They know the inherent danger of running in a place with lethal predators like lions, hyenas and crocodiles, waiting to eat. But their migration to the north of the Serengeti is more important to them than the danger, and so the wildebeest press on.
These wild cattle run across the plains of Africa, stopping only when rest is essential to survival. A lioness is sitting under a tree, and she observes the passing herd, looking for a choice meal. The wildebeest know the risks, but they continue anyway. There is neither courage nor cowardice in their herd. Their instincts are what urge them forward, even in the face of danger. After half of the herd passes her, the lioness chooses a target, and gives chase. The individual wildebeest runs as fast as it can, but the lioness is faster. Still, not all lion hunts are successful, and while the lioness is faster, the wildebeest has greater endurance.
After a fifteen second chase, the lioness almost catches her prize, but she tires before she can claw at it, and the wildebeest escapes. The lioness will have to try again some other time.
Long after, the wildebeest reach the Mara River, swollen with the rains, and filled with crocodiles. Again, the wildebeest take the chance and begin to cross the river. They have a great advantage in numbers, so well over half of them make it to the other side. Others, though, are not so lucky, and are taken by surprise ambushes by the crocs. The ancient reptiles clamp down on the wildebeest's necks and drown them in the water, and they are ready to be eaten.
The majority that make it across have to climb the steep cliff wall in order to complete the crossing. They are still strong, and so many manage to climb up and get to the top. Many more, however, struggle at the bottom, because of the fatigue brought about by the crossing. Plus, in their haste to escape the crocs, the wildebeest start climbing over and trampling each other in their attempt to climb the wall.

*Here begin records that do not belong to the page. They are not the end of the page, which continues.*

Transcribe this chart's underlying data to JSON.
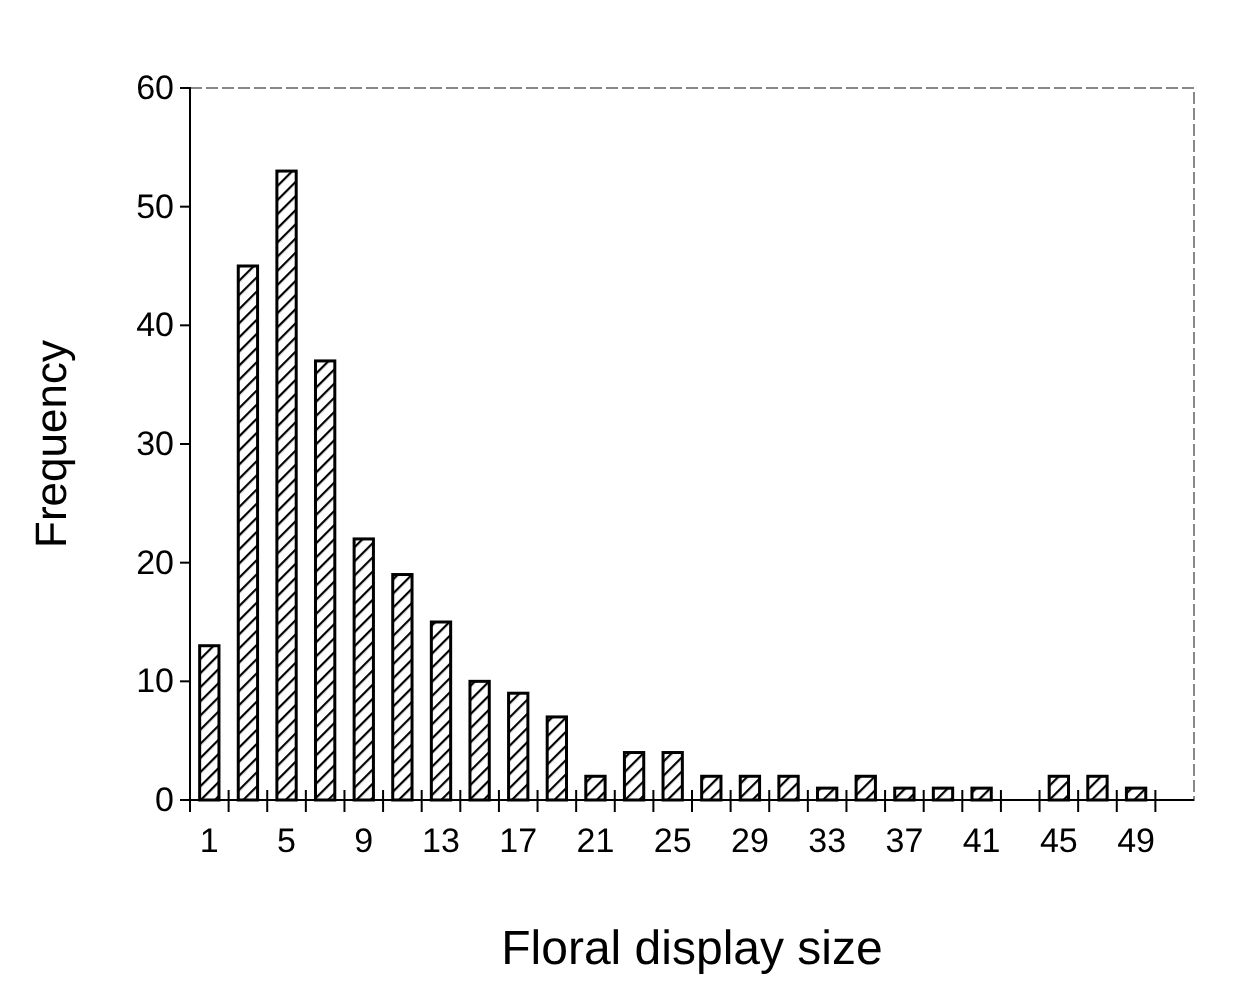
{
  "chart_data": {
    "type": "bar",
    "xlabel": "Floral display size",
    "ylabel": "Frequency",
    "categories": [
      "1",
      null,
      "5",
      null,
      "9",
      null,
      "13",
      null,
      "17",
      null,
      "21",
      null,
      "25",
      null,
      "29",
      null,
      "33",
      null,
      "37",
      null,
      "41",
      null,
      "45",
      null,
      "49"
    ],
    "values": [
      13,
      45,
      53,
      37,
      22,
      19,
      15,
      10,
      9,
      7,
      2,
      4,
      4,
      2,
      2,
      2,
      1,
      2,
      1,
      1,
      1,
      0,
      2,
      2,
      1
    ],
    "color": "#000000",
    "ylim": [
      0,
      60
    ],
    "yticks": [
      0,
      10,
      20,
      30,
      40,
      50,
      60
    ],
    "grid": false
  }
}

At last, a sizeable majority manage to complete the crossing alive and well. But many more are eaten by the crocodiles, or they are trampled to death on the cliff, or they fell back in the water and drowned, or they were too exhausted to continue and accepted their unfortunate fate.
Even the birth of a baby wildebeest cannot delay the herd for long. The baby must be able to walk within minutes of birth, or it will be abandoned.
A baby wildebeest is born successfully. It sits helplessly on the ground. The mother waits for it to get up for a few minutes, but soon the herd must press on, and the baby still doesn't get up. The other wildebeest are about to give up and be on their way, when suddenly, the baby stood up, and after tottering a little on its unsteady legs, it's ready to move along with the rest of its kind.
It is not easy being a wildebeest, but sometimes, like so many other fauna, they too can prove that on the Serengeti, Life is more powerful than Death.